# Saturday Report, Pensacola Beach



## Pompano Joe (Jan 28, 2009)

Went 6 for 8 on Pomps this afternoon. Lost one at the beach, the other long. All fish were jumpers, pulling a 3 ounce pyramid out of the water with them. Slow bite picking up toward sunset. Started at 2:30 and landed number 6 just after the sun went down. My God is sooooooooooo good!

All bites on shrimp.


----------



## Chris V (Oct 18, 2007)

Awesome! Good job dude. Any size to them? All the pomps over here have been in the just legal to 15in range lately, or at least for me they have


----------



## get ur line wet (Jun 6, 2009)

Great Trip!
Thanks for the report. Hope to make it out tomorrow afternoon.


----------



## bigspoon17 (May 31, 2011)

What size hook are you guys using?


----------



## Pompano Joe (Jan 28, 2009)

bigspoon17 said:


> What size hook are you guys using?


I think I use smaller than most, but a #1 circle is my favorite.

"Any size to them? "

All my fish were in that same range Chris. The other guys I hear from over here are doing the same thing. 

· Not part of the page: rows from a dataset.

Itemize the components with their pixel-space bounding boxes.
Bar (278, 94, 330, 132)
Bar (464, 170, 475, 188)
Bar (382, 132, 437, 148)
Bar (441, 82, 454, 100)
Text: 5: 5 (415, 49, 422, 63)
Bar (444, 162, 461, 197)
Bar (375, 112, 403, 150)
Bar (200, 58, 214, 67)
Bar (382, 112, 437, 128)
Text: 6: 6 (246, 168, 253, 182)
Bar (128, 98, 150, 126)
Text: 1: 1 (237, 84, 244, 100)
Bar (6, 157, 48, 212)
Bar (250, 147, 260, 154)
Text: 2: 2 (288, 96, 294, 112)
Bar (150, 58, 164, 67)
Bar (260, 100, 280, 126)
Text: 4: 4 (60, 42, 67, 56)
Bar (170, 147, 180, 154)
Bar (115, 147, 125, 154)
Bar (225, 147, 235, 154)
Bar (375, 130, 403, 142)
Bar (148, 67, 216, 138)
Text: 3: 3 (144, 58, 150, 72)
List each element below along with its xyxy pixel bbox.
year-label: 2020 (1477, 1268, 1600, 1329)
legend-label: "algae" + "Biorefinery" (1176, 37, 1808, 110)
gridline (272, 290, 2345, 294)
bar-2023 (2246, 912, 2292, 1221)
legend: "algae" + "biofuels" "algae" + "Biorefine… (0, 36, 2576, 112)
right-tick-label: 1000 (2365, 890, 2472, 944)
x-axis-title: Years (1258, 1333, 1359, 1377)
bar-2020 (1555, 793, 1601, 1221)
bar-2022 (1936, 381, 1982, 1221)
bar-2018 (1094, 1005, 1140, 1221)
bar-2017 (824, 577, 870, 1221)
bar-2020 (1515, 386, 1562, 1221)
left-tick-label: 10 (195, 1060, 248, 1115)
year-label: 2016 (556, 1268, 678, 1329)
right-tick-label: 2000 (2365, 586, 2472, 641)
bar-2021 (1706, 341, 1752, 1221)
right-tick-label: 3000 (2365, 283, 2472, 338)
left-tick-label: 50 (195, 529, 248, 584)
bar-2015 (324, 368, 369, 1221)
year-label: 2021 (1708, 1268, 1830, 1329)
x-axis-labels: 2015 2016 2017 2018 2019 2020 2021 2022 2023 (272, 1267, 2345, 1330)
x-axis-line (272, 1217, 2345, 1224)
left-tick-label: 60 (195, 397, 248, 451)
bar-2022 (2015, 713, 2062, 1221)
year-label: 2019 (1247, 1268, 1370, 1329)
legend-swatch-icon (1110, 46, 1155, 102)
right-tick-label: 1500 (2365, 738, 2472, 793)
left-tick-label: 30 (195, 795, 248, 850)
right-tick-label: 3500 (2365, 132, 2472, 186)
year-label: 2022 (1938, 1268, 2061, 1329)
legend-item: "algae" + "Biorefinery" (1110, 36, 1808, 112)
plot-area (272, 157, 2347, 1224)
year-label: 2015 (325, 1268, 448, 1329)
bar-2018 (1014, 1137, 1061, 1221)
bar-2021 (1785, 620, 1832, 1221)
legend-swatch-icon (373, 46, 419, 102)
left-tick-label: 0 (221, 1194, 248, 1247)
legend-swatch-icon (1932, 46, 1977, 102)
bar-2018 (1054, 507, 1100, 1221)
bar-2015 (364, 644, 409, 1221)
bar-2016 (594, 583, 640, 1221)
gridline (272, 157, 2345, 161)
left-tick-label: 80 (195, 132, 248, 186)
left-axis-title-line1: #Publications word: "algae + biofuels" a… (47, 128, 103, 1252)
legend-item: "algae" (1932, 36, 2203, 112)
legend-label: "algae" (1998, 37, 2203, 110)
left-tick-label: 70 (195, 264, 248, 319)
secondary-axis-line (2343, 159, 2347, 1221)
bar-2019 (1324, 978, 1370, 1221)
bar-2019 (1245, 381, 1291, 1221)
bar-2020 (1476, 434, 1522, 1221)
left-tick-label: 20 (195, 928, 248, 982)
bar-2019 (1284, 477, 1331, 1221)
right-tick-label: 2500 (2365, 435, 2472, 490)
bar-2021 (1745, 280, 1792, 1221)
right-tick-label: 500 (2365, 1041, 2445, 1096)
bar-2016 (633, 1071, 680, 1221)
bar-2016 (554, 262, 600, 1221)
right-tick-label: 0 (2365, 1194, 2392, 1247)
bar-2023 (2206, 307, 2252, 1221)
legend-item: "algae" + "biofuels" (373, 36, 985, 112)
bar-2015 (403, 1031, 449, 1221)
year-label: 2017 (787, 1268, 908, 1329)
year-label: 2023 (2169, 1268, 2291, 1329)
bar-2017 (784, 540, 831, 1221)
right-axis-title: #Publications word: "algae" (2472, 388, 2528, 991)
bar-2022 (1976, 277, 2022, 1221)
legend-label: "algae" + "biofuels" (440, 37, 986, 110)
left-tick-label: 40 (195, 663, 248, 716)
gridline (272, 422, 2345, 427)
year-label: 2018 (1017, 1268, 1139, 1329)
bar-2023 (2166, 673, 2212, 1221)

Here's something interesting: On of the guys I fish with caught 2 Florida Pompano today in that size range and 2 BIG African Pomps! This is an experienced surf fisherman of super high integrity. He doesn't carry a camera or phone, so no pics. Only African I've seen was super small caught off Ft. Pickens Pier. Ever heard of such?


----------



## JD7.62 (Feb 13, 2008)

Ive caught several Juvy African Pomps in the sound under Sikes before. Ive always thought the big APs were a deeper water fish over structure. Really cool none the less. I will tell you what though, the little two to three pound APs I was catching sure fought like hell, I couldnt imagine a twenty plus pound bruiser.


----------



## Try-A-Fly (Sep 13, 2012)

Awesome I'm glad someone did well today. I was only able to fish a few hours this morning with no luck using fleas. I know many or most peel the shrimp before baiting them but how much of the shrimp do you use all a small piece? Thanks for the report! I'm hitting it again tomorrow...


----------



## Pcola-born (Jan 22, 2008)

Pompano Joe,

Great haul...were those fish caught on fresh dead shrimp or ghost shrimp?


----------



## Smarty (Nov 23, 2008)

Only time I've seen a AP was about 10yrs ago at Bob Sikes. It was only about 12-14in and came off the hook on the way up. At the time I didn't know what the heck it was, just that it was very different from any fish I had ever hooked. Put up a hell of a fight for it's size! Would love to battle a big one :yes:


----------



## Pompano Joe (Jan 28, 2009)

Two more Pomps on Sunday afternoon. Know of 5 more caught on P'cola Beach today.


----------